As usual, I transferred to the wrong train at the wrong stop. Taking the R back into my neighborhood after sundown left me with a bad stretch to cover before I had any worthwhile light to work with.

Along Ninth St. between 4th and 5th Aves., the sidewalk is not only blanketed in utter darkness, but it's also littered with obstacles--trash cans, police barricades, stone wall eruptions, open gates--most of which I've come to know intimately over the past several years. But that night, someone decided to throw a bit of a ringer into the mix.

I caught sight of the figure in silhouette some ten or fifteen yards in front of me, backlit by the McDonald's entrance. I started taking some defensive moves early; slowing down, sliding over to the left, away from the road, away from him, up against the stone walls and the gates. Not out of fear, mind you; just to avoid running into him. Up until that last, sickening moment, it seemed okay, like I was going to get past him without incident.

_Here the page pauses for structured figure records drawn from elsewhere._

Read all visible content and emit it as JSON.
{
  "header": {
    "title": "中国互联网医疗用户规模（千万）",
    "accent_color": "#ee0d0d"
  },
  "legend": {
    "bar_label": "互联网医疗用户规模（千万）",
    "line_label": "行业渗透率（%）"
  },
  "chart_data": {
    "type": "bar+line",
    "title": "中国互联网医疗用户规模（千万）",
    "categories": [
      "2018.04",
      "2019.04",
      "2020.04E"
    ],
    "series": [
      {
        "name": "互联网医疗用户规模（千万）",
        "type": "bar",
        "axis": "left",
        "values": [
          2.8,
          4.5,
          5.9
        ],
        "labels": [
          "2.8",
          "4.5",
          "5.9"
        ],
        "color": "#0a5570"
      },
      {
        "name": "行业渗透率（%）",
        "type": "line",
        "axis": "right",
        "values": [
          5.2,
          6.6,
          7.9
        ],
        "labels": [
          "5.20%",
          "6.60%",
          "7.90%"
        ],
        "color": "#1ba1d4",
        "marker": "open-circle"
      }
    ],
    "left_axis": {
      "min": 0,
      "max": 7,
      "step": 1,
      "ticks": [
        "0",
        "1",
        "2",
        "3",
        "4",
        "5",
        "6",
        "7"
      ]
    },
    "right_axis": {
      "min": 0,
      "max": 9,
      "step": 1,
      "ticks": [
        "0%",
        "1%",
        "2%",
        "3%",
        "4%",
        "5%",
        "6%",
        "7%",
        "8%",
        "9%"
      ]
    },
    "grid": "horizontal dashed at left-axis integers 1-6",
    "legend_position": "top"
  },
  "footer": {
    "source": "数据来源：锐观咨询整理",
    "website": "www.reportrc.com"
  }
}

It was right about there, mere yards from a saving pool of light, that my feet got all wrapped up in the spokes and pedals of the bicycle that the silhouette had laid across the sidewalk. I was so busy focusing on him, on trying to get around this shadow, that I paid no attention to where my feet were going.

I went down across the bike, face first into the pavement, ripping open my palms (again), cracking my shins (again).

"Shit." I muttered as I lay there, tangled up in twisted metal tubing, disgusted with myself, humiliated again. Feeling all the world like everything that is loathsome and drooping and decayed. Then the sillhouette's friend drifted out of the shadows.

"Lookit what that motherfucker did!"

"Sorry about that," I muttered into the dirt as I started unwrapping my legs, seeing if there was any immediate, obvious damage. I couldn't tell, but everything seemed to be holding together.

"He wasn't watching where he was goin'--but he better start, or he gonna get hurt."

"I was watching where I was going," I offered. "I just wasn't seeing where I was going. And I am hurt." You stupid sonofabitch, I added silently, just for myself.

"Lookit that--I can't ride this anymore--now I'll hafta tighten everything up! An' it's all his fault."

The first foot swung sharp into my lower back. Anther caught me under the right arm. The both of them got into it, kicking my legs, my knees, my stomach, my back, while I tried to roll away from the swinging feet and the frame of a bicycle lying across the sidewalk. Why in the fuck was the bike lying across the fucking sidewalk? Why couldn't they've just propped it up against something? A tree, maybe. Christ.

I wasn't thinking about the boots landing in my ribs anymore. All I could think was, "Who could possibly be so damnably stupid?"

After awhile--it couldn't've been too long--they gave up and ran away, leaving me there with the bike. Maybe it’s because I didn’t give them the satisfaction of screaming or yelling for the cops. Goddamn bike. At least they left my pretty face alone. Probably took one look and figured I'd have enough hell pounded into it already.

I'm not a tough guy. Used to be. Ten years ago, with enough speed in me, I was really something. Now, no. I was a tough guy for too long. Now, what? Now I'm battered and broken up, drunkenly tripping over bikes and tree roots and garbage cans, lying there like a goddamn fool, each breath reeking of my failure of nerve, wondering when I was going to start tasting blood, prey to fucking kids.

I rolled over and dragged myself up on my hands and knees. "Well, they didn't take anything. Shouldda given 'em that fucking pink ten dollar bill, made 'em happy." I flopped a blind, crippled, bee-stung hand around and found my hat.

I sat there a second, aching for a drink. I wasn't in pain. I didn't feel anything at all, not with all those wires of my cerebral cortex, frazzled and shattered, dangling behind the hopeless eyes like a ripped and bloody hunk of knotted hair. After a bit, I dragged myself to my feet and hobbled the last six blocks home. My ribs were gonna hurt tomorrow.

Goddamn kids. Goddamn William Burroughs.